We have no reliable statistics, but it is a fair guess that more than 80% of cancer cases would be detected late, and would be incurable at the time of diagnosis. They all need palliative care; but very few—only in the capital and some cities outside—have access to palliative care now. This is mainly due to lack of awareness among professionals, administrators, and the public.
‘Palliative’ is derived from the Latin word ‘pallium’, a cloak. In palliative care, symptoms are ‘cloaked’ with treatments whose primary aim is to promote comfort. Its essence is poignantly reflected in a sentence from the Qur’an: “may you be wrapped in tenderness, you my brother, as if in a cloak.” In management of the person with disease, medical advances have achieved great mastery in diagnostic and therapeutic facilities—but mostly it has been very much a disease-oriented approach. It is certainly important to cure the disease when it is curable; but it is also important to look for other possible problems that decrease the quality of life. Hence, a paradigm shift is needed from a disease-based approach to ‘total care’—the holistic approach. This means that some exploration will be necessary to identify even problems that are not obvious. Financial concerns , social problems like burden induced by loss of employment, cost of treatment, social isolation, issues related to body image, psychological problems like depression, anger or denial in response to the illness, emotional isolation, interpersonal relationships within the family or burdens of guilt, spiritual pain(why me? Why did god do this to me? Or what is the point of my being alive?) are common factors which adversely affect quality of life. Unless we look for them, we may never find them. Cancer and terminal illness like AIDS always changes family psychodynamics, either for better or worse. When one person has a serious illness, the whole family suffers.
One of the daunting challenges and quizzical resistance people put forward is: “What can be done?” To address this issue, we must focus on education, drug availability and policy. Change is always resisted. Existence of proof of scientific advances does not always get translated to change in practice. Hindrances in developing a palliative service, in Nepal, are mainly due to lack of awareness among health professionals, administrators and general public. There are problematical deficits in education and the advanced training of all health care profession; for example, the subject palliative care is not compulsory in medical schools and is, therefore, only taught here and there.
Many times it has been seen that the public is more open to new ideas than professionals or administrators. Hence, it is very crucial to educate the general public. The mass media—the press the radio and television, hence, have a large part to play. Cancers hospitals and teaching institutions must bring palliative care to communities across Nepal. They must train health care professionals and the general public; must advocate increasing availability of low-cost, pain relieving drugs. In greater part of Nepal, there is still no access to necessary drugs. And the reality of poverty in Nepal mandates that the majority of patients get palliative service only if essential drugs are dispensed free of cost. In much of the world, palliative care came into being because of individual initiatives and action by some of the institutions .However, to achieve national coverage, palliative care needs to be integrated into general health care delivery system. Statements on potential measures to improve quality care in Nepal reflect the points of view of experts. By contrast, little is known about the views of the Nepal government.

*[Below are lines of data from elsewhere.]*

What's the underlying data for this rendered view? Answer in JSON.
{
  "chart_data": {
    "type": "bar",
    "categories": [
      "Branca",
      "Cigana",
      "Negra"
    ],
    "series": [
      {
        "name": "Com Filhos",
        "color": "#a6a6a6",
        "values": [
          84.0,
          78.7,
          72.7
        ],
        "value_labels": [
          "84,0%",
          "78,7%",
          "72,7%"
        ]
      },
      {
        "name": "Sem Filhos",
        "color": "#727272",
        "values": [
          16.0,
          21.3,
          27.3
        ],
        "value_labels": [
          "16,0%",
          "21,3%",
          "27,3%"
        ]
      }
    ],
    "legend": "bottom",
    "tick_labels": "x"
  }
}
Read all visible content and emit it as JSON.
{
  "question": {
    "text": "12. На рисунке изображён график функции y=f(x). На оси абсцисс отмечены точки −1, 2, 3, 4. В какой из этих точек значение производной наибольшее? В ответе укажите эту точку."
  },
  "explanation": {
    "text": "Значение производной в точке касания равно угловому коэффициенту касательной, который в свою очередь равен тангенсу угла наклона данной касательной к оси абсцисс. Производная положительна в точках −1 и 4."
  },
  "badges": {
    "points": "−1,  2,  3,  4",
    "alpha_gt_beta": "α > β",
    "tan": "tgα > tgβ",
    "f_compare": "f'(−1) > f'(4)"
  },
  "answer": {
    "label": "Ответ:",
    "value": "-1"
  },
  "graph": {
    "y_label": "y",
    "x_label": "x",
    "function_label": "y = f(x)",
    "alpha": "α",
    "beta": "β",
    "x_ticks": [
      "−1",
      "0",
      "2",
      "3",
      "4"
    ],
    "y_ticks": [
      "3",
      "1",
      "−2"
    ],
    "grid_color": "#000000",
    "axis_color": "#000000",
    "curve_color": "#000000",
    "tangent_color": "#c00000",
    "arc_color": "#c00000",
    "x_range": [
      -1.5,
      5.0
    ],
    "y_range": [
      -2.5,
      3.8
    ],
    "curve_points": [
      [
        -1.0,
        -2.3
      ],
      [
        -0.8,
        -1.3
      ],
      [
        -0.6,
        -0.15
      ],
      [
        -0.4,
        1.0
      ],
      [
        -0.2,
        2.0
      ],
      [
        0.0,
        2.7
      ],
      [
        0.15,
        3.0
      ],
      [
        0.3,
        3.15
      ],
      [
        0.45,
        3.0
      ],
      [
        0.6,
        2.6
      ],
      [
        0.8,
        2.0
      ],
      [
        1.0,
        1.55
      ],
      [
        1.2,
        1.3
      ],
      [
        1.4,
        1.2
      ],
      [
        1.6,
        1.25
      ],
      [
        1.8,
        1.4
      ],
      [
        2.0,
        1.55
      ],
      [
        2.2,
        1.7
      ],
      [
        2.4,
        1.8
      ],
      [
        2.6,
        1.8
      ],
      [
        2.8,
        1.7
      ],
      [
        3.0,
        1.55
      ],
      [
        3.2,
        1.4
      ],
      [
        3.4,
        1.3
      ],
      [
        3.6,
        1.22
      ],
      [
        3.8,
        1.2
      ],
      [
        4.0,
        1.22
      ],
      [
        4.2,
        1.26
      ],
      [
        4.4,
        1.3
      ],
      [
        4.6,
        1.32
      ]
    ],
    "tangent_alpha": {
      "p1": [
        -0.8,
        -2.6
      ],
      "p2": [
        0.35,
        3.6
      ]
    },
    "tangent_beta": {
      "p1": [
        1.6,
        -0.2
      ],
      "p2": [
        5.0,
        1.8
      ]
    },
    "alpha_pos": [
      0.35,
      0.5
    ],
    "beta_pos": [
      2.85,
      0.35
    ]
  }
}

Advocacy is very much essential for formulating the national policy. We need a firm and pragmatic strategy: right treatment; right patent; right time. One of the hindering factor towards strategies for better development of palliative care in Nepal is the attitude of decision –makers and stake holders: “Good idea but not feasible”. We must encourage the national health policy makers to participate in discussion forum and formulation of national policy because it is important for us to gain insight into the views of decision-makers and representatives from a wide range of socially and politically relevant groups. The awareness and content of palliative care should be increased on the part of those who are not specialists in palliative care.